L’amore verso Cristo la spinse a svolgere una feconda opera di apostolato tra le ragazze che frequentavano il suo laboratorio di sartoria e tra quelle che vedeva in pericolo morale: le avvicinava, le consigliava, le esortava ad aderire alla volontà di Dio. Richiamava i peccatori sulla retta via e offriva al Signore sacrifici per la loro conversione. Si dedicò con particolare abnegazione all’assistenza del suocero malato, all’accoglienza dei pellegrini e dei poveri, alla visita degli infermi. Fomentò la pace attorno a sé e con tatto ed umiltà riuscì a comporre molte liti, riportando la concordia là dove c’erano stati dissidi. Persone di ogni dignità e condizione sociale, avendone constatata la non comune prudenza, la consideravano un’autentica maestra di spirito.  

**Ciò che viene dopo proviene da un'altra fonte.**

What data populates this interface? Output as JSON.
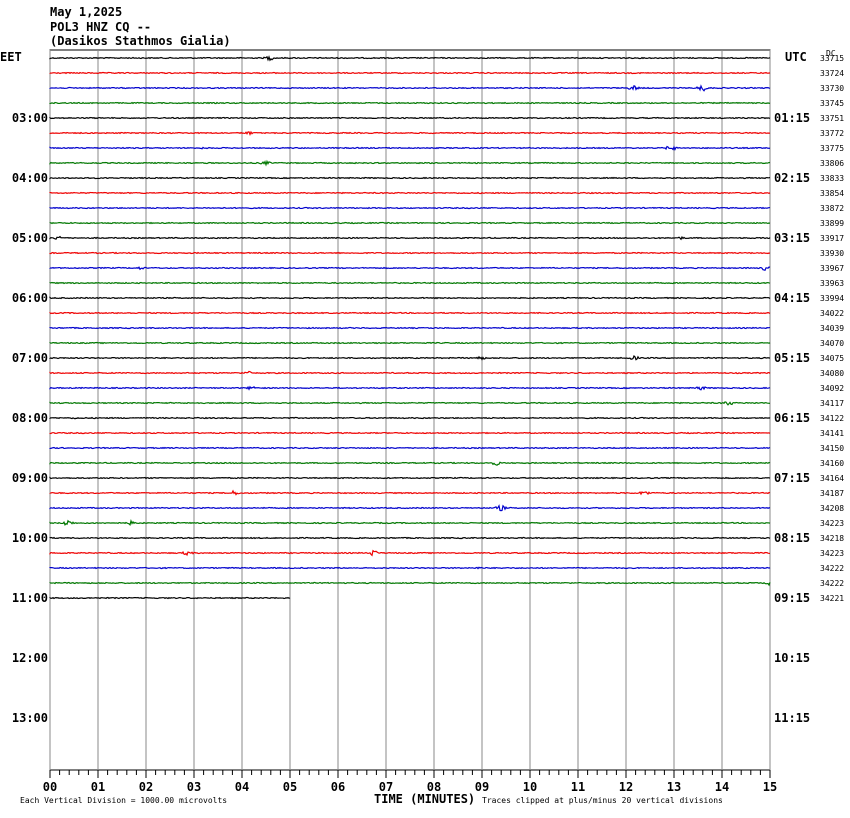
{
  "header": {
    "date": "May 1,2025",
    "station": "POL3 HNZ CQ --",
    "location": "(Dasikos Stathmos Gialia)"
  },
  "left_timezone": "EET",
  "right_timezone": "UTC",
  "dc_label": "DC",
  "left_hour_labels": [
    "03:00",
    "04:00",
    "05:00",
    "06:00",
    "07:00",
    "08:00",
    "09:00",
    "10:00",
    "11:00",
    "12:00",
    "13:00"
  ],
  "right_hour_labels": [
    "01:15",
    "02:15",
    "03:15",
    "04:15",
    "05:15",
    "06:15",
    "07:15",
    "08:15",
    "09:15",
    "10:15",
    "11:15"
  ],
  "trace_counts": [
    "33715",
    "33724",
    "33730",
    "33745",
    "33751",
    "33772",
    "33775",
    "33806",
    "33833",
    "33854",
    "33872",
    "33899",
    "33917",
    "33930",
    "33967",
    "33963",
    "33994",
    "34022",
    "34039",
    "34070",
    "34075",
    "34080",
    "34092",
    "34117",
    "34122",
    "34141",
    "34150",
    "34160",
    "34164",
    "34187",
    "34208",
    "34223",
    "34218",
    "34223",
    "34222",
    "34222",
    "34221"
  ],
  "x_axis": {
    "title": "TIME (MINUTES)",
    "ticks": [
      "00",
      "01",
      "02",
      "03",
      "04",
      "05",
      "06",
      "07",
      "08",
      "09",
      "10",
      "11",
      "12",
      "13",
      "14",
      "15"
    ]
  },
  "footer": {
    "scale_note": "Each Vertical Division = 1000.00 microvolts",
    "clip_note": "Traces clipped at plus/minus 20 vertical divisions"
  }
}
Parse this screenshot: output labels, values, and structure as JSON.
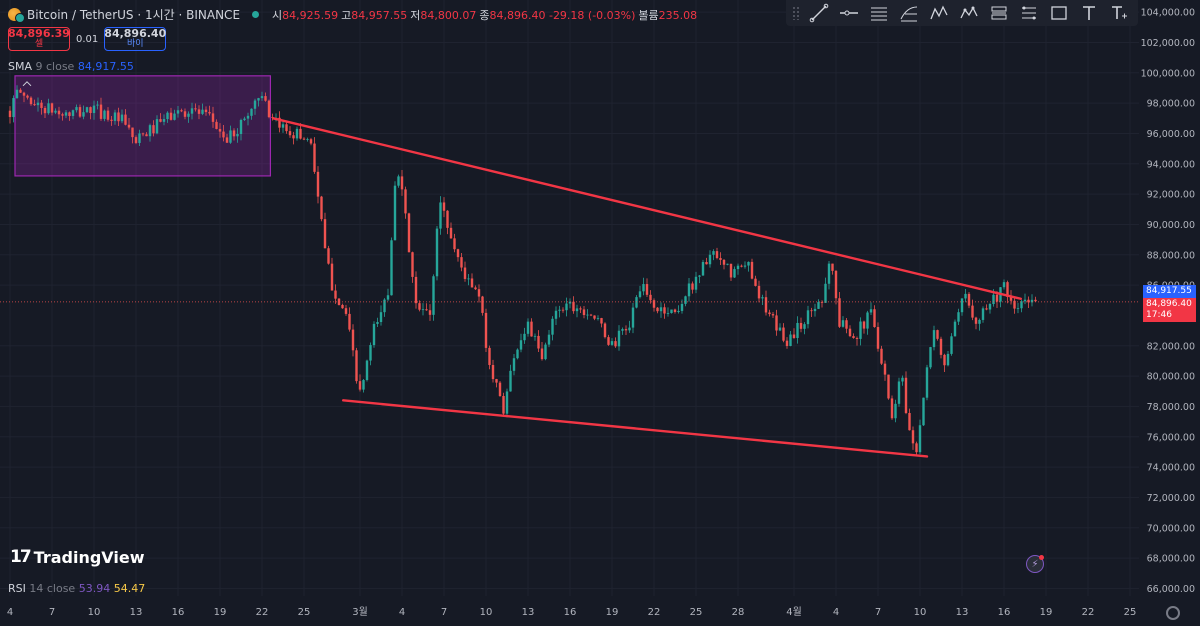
{
  "header": {
    "symbol_title": "Bitcoin / TetherUS · 1시간 · BINANCE",
    "ohlc": [
      {
        "label": "시",
        "value": "84,925.59"
      },
      {
        "label": "고",
        "value": "84,957.55"
      },
      {
        "label": "저",
        "value": "84,800.07"
      },
      {
        "label": "종",
        "value": "84,896.40"
      },
      {
        "label": "",
        "value": "-29.18 (-0.03%)"
      },
      {
        "label": "볼륨",
        "value": "235.08"
      }
    ]
  },
  "trade": {
    "sell_price": "84,896.39",
    "sell_label": "셀",
    "spread": "0.01",
    "buy_price": "84,896.40",
    "buy_label": "바이"
  },
  "indicators": {
    "sma": {
      "name": "SMA",
      "params": "9 close",
      "value": "84,917.55"
    },
    "rsi": {
      "name": "RSI",
      "params": "14 close",
      "value1": "53.94",
      "value2": "54.47"
    }
  },
  "price_labels": {
    "sma": "84,917.55",
    "last": "84,896.40",
    "countdown": "17:46"
  },
  "toolbar": {
    "tools": [
      "trend-line-icon",
      "horizontal-ray-icon",
      "parallel-channel-icon",
      "fib-retracement-icon",
      "xabcd-pattern-icon",
      "elliott-wave-icon",
      "long-position-icon",
      "short-position-icon",
      "rectangle-icon",
      "text-icon",
      "anchored-text-icon"
    ]
  },
  "logo": {
    "text": "TradingView"
  },
  "colors": {
    "background": "#161a25",
    "up": "#26a69a",
    "down": "#ef5350",
    "trendline": "#f23645",
    "rectangle": "#9c27b0",
    "sma": "#2962ff"
  },
  "chart_data": {
    "type": "candlestick",
    "timeframe": "1시간",
    "y_ticks": [
      "104,000.00",
      "102,000.00",
      "100,000.00",
      "98,000.00",
      "96,000.00",
      "94,000.00",
      "92,000.00",
      "90,000.00",
      "88,000.00",
      "86,000.00",
      "82,000.00",
      "80,000.00",
      "78,000.00",
      "76,000.00",
      "74,000.00",
      "72,000.00",
      "70,000.00",
      "68,000.00",
      "66,000.00"
    ],
    "ylim": [
      65500,
      104800
    ],
    "x_ticks": [
      {
        "label": "4",
        "day": 0
      },
      {
        "label": "7",
        "day": 3
      },
      {
        "label": "10",
        "day": 6
      },
      {
        "label": "13",
        "day": 9
      },
      {
        "label": "16",
        "day": 12
      },
      {
        "label": "19",
        "day": 15
      },
      {
        "label": "22",
        "day": 18
      },
      {
        "label": "25",
        "day": 21
      },
      {
        "label": "3월",
        "day": 25
      },
      {
        "label": "4",
        "day": 28
      },
      {
        "label": "7",
        "day": 31
      },
      {
        "label": "10",
        "day": 34
      },
      {
        "label": "13",
        "day": 37
      },
      {
        "label": "16",
        "day": 40
      },
      {
        "label": "19",
        "day": 43
      },
      {
        "label": "22",
        "day": 46
      },
      {
        "label": "25",
        "day": 49
      },
      {
        "label": "28",
        "day": 52
      },
      {
        "label": "4월",
        "day": 56
      },
      {
        "label": "4",
        "day": 59
      },
      {
        "label": "7",
        "day": 62
      },
      {
        "label": "10",
        "day": 65
      },
      {
        "label": "13",
        "day": 68
      },
      {
        "label": "16",
        "day": 71
      },
      {
        "label": "19",
        "day": 74
      },
      {
        "label": "22",
        "day": 77
      },
      {
        "label": "25",
        "day": 80
      }
    ],
    "price_path": [
      [
        0,
        97500
      ],
      [
        0.6,
        98800
      ],
      [
        2,
        97800
      ],
      [
        4,
        97200
      ],
      [
        6,
        97600
      ],
      [
        8,
        96800
      ],
      [
        9,
        95400
      ],
      [
        10,
        96200
      ],
      [
        11.5,
        97200
      ],
      [
        13,
        97600
      ],
      [
        14.5,
        96800
      ],
      [
        15.5,
        95500
      ],
      [
        16.5,
        96600
      ],
      [
        18,
        98800
      ],
      [
        18.5,
        96800
      ],
      [
        20,
        96200
      ],
      [
        21.5,
        95500
      ],
      [
        22.5,
        88200
      ],
      [
        23,
        86000
      ],
      [
        24,
        84000
      ],
      [
        25,
        78700
      ],
      [
        26,
        83000
      ],
      [
        27,
        85500
      ],
      [
        27.6,
        94500
      ],
      [
        28.3,
        90000
      ],
      [
        29,
        84500
      ],
      [
        30,
        84000
      ],
      [
        30.7,
        91800
      ],
      [
        31.7,
        88500
      ],
      [
        32.7,
        86200
      ],
      [
        33.5,
        85200
      ],
      [
        34.3,
        80500
      ],
      [
        35.3,
        77800
      ],
      [
        36,
        81500
      ],
      [
        37,
        83500
      ],
      [
        38,
        81000
      ],
      [
        39,
        84500
      ],
      [
        40,
        84800
      ],
      [
        41.5,
        84200
      ],
      [
        43,
        82000
      ],
      [
        44.3,
        83500
      ],
      [
        45,
        86000
      ],
      [
        46,
        84500
      ],
      [
        47.5,
        84200
      ],
      [
        49,
        86500
      ],
      [
        50,
        88000
      ],
      [
        51.5,
        86800
      ],
      [
        52.8,
        87300
      ],
      [
        54,
        84200
      ],
      [
        55.5,
        82300
      ],
      [
        57,
        84000
      ],
      [
        58,
        85200
      ],
      [
        58.6,
        88000
      ],
      [
        59.2,
        83500
      ],
      [
        60.5,
        82800
      ],
      [
        61.5,
        84200
      ],
      [
        62.5,
        80200
      ],
      [
        63,
        77000
      ],
      [
        63.6,
        80600
      ],
      [
        64.3,
        76000
      ],
      [
        64.8,
        75300
      ],
      [
        65.4,
        79800
      ],
      [
        66,
        82800
      ],
      [
        66.8,
        80800
      ],
      [
        67.5,
        83200
      ],
      [
        68.2,
        85300
      ],
      [
        69,
        83800
      ],
      [
        70,
        84900
      ],
      [
        71,
        85800
      ],
      [
        71.6,
        84300
      ],
      [
        72.3,
        84800
      ],
      [
        73.3,
        84900
      ]
    ],
    "trendlines": [
      {
        "name": "upper-resistance",
        "from": [
          18.8,
          97000
        ],
        "to": [
          72.2,
          85100
        ]
      },
      {
        "name": "lower-support",
        "from": [
          23.8,
          78400
        ],
        "to": [
          65.5,
          74700
        ]
      }
    ],
    "range_box": {
      "x0": 0,
      "x1": 18.6,
      "y0": 93200,
      "y1": 99800
    },
    "current_price": 84896.4
  }
}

Figlia spirituale di San Francesco d’Assisi, fu povera, semplice, temperante, modesta. Praticò esemplarmente la giustizia verso Dio, verso la famiglia e il prossimo. Per i suoi lavori chiedeva sempre una ricompensa equa. Sopportò con serenità e fortezza d’animo l’infermità che la colpì nel novembre 1931 e che segnò il periodo finale della vita terrena. Morì l’8 gennaio dell’anno successivo e le sue ultime parole furono una professione d’amore verso Dio a cui aveva dedicato tutta l’esistenza, dicendo: “Mio Dio, vi amo sopra ogni cosa”.

In virtù della fama di santità, il Vescovo di Padova ha iniziato la Causa di bea-tificazione e canonizzazione con la celebrazione del Processo Cognizionale negli anni 1975-1977. La validità giuridica di tale Processo fu riconosciuta dalla Congregazione delle Cause dei Santi con decreto del 27 gennaio 1995. Preparata la Positio, si è discusso, secondo la procedura solita, se la Serva di Dio abbia esercitato in grado eroico le virtù. Con esito positivo, l’11 marzo 2003, si è tenuto il Congresso Peculiare dei Consultori Teologi. I Padri Cardinali e Vescovi nella Sessione Ordinaria del 7 maggio successivo, sentita la relazione del ponente della Causa, l’Ecc.mo Mons. Luigi Dossena, Arcivescovo titolare di Carpi, hanno riconosciuto che la Serva di Dio ha esercitato in grado eroico le virtù teologali, cardinali ed annesse.